Produktif atau Terlihat Sibuk? Standar Baru yang Dibentuk Media Sosial

Produktif atau Terlihat Sibuk? Standar Baru yang Dibentuk Media Sosial

24 Mei 2026 | 21:35

Keboncinta.com-- Di era digital, kesibukan sering kali terlihat lebih “bernilai” dibandingkan ketenangan. Timeline media sosial penuh dengan orang yang tampak selalu bergerak, selalu bekerja, selalu menghasilkan sesuatu. Dari luar, semuanya terlihat produktif padahal belum tentu demikian.

Fenomena ini melahirkan pertanyaan baru: apakah kita benar-benar produktif, atau hanya sedang berusaha terlihat sibuk? Di tengah budaya visual yang serba cepat, batas antara kerja nyata dan pencitraan makin kabur.

 

Standar Baru: Ketika Sibuk Jadi Identitas

1. Validasi dari “Terlihat Aktif”

Media sosial secara tidak langsung menciptakan standar bahwa orang yang sering posting aktivitas dianggap lebih sukses. Akibatnya, muncul dorongan untuk selalu menunjukkan kegiatan, bahkan ketika tidak semuanya berdampak nyata. Validasi digital ini membuat banyak orang merasa harus terus “hadir” agar tidak tertinggal.

2. Produktivitas yang Dipamerkan

Banyak aktivitas yang sebenarnya bersifat pribadi kini berubah menjadi konten: belajar, bekerja, hingga rutinitas harian. Hal ini menciptakan ilusi bahwa produktivitas harus selalu terlihat.

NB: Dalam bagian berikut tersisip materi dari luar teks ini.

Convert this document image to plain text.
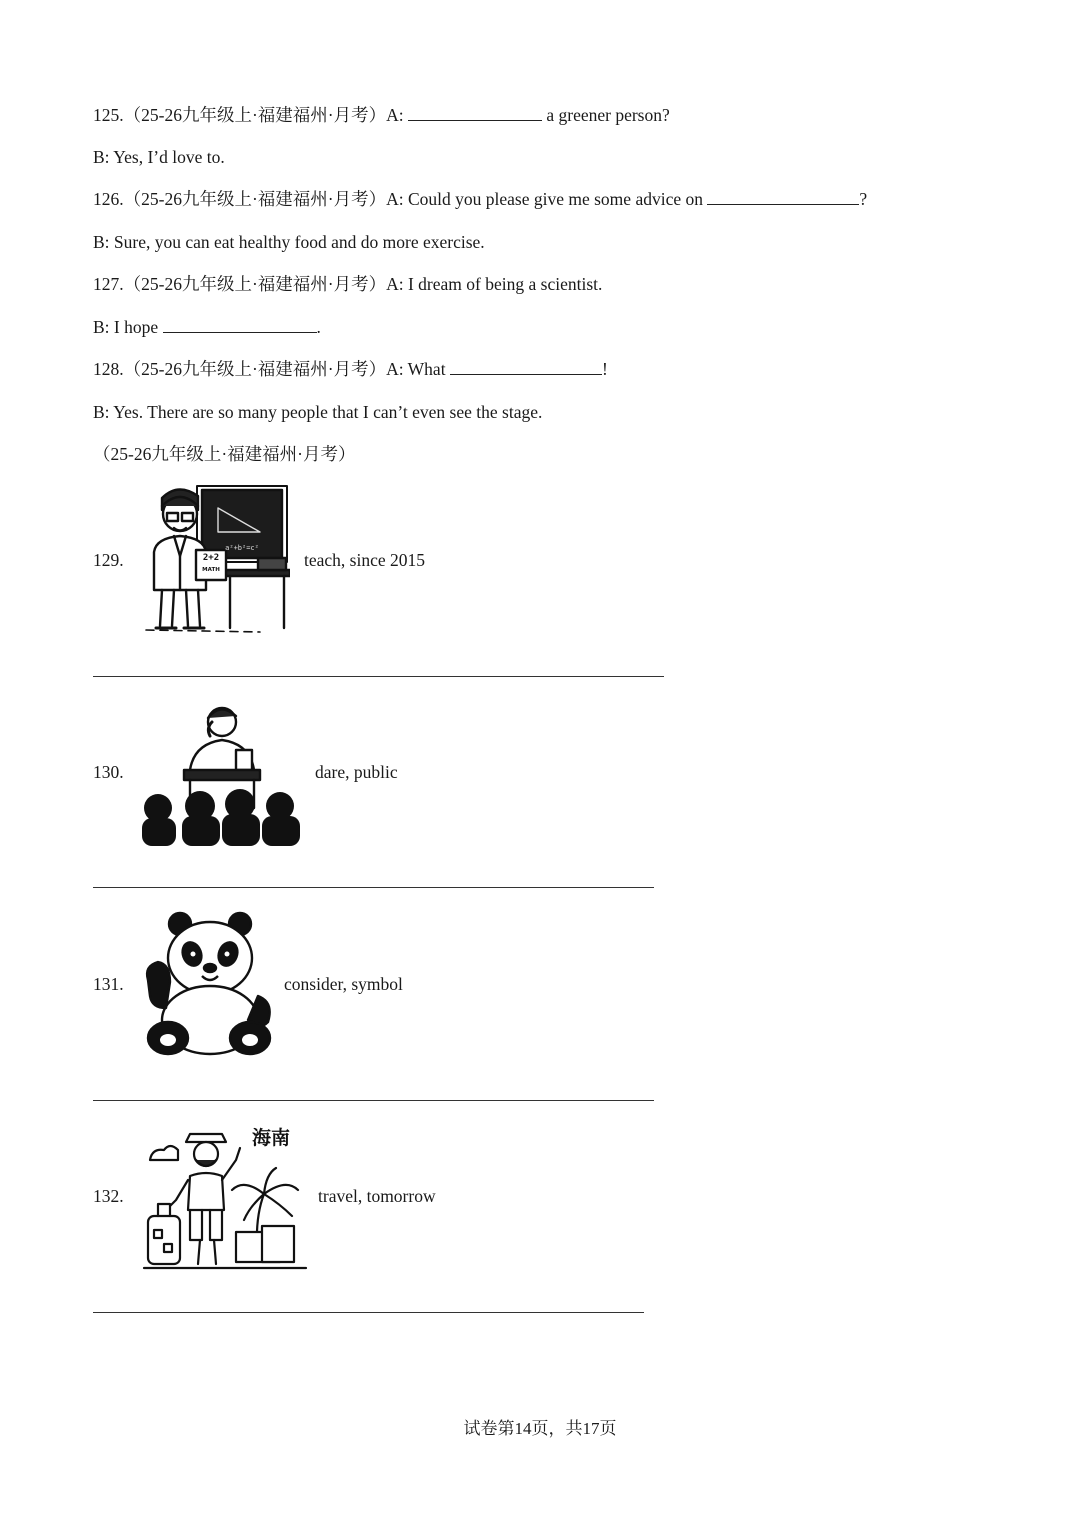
125.（25-26九年级上·福建福州·月考）A:	a greener person?
B: Yes, I’d love to.
126.（25-26九年级上·福建福州·月考）A: Could you please give me some advice on	?
B: Sure, you can eat healthy food and do more exercise.
127.（25-26九年级上·福建福州·月考）A: I dream of being a scientist.
B: I hope	.
128.（25-26九年级上·福建福州·月考）A: What	!
B: Yes. There are so many people that I can’t even see the stage.
（25-26九年级上·福建福州·月考）
129.	2+2
MATH
a²+b²=c²
teach, since 2015
130.	dare, public
131.	consider, symbol
132.
海南
travel, tomorrow
试卷第14页，共17页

Padahal, produktif sejati sering kali justru tidak terdokumentasi.

 

Ketika Sibuk Tidak Lagi Sama dengan Efektif

1. Busy Culture yang Melelahkan

Budaya “selalu sibuk” membuat banyak orang merasa bersalah ketika beristirahat. Waktu kosong dianggap tidak produktif, seolah harus selalu diisi dengan aktivitas yang terlihat “bernilai”.

Padahal, istirahat adalah bagian dari produktivitas itu sendiri.

2. Fokus Bergeser ke Penampilan, Bukan Hasil

Alih-alih mengejar hasil, sebagian orang mulai fokus pada bagaimana aktivitas mereka terlihat. Ini membuat energi lebih banyak habis untuk dokumentasi dibandingkan eksekusi.

Akhirnya, yang tercapai bukan kualitas kerja, tetapi konsistensi pencitraan.

 

Mengapa Kita Mudah Terjebak dalam “Sibuk Palsu”?

1. Fear of Missing Out (FOMO)

Ketika melihat orang lain tampak produktif, muncul dorongan untuk ikut terlihat sama sibuknya. Ketakutan tertinggal ini membuat seseorang terus mengisi waktu tanpa arah yang jelas.

2. Algoritma yang Menguatkan Narasi Sibuk

Konten yang ramai biasanya adalah konten yang aktif, cepat, dan penuh aktivitas. Hal ini memperkuat persepsi bahwa hidup ideal adalah hidup yang selalu bergerak.

 

Cara Kembali ke Produktivitas yang Sehat

Agar tidak terjebak dalam standar “terlihat sibuk”, ada beberapa langkah sederhana yang bisa dilakukan:

• Tentukan prioritas nyata, bukan sekadar aktivitas yang terlihat keren

• Kurangi kebutuhan validasi dari media sosial

• Fokus pada hasil, bukan dokumentasi proses

• Berani tidak selalu online

• Evaluasi tujuan sebelum memulai aktivitas baru

Dengan langkah ini, produktivitas kembali menjadi sesuatu yang bermakna, bukan sekadar tampilan.

Di tengah arus media sosial, batas antara produktif dan terlihat sibuk menjadi semakin tipis. Banyak orang tanpa sadar lebih sibuk membangun citra daripada membangun hasil nyata.

Padahal, produktivitas sejati tidak selalu bising. Ia bisa tenang, tidak terlihat, tetapi tetap berdampak.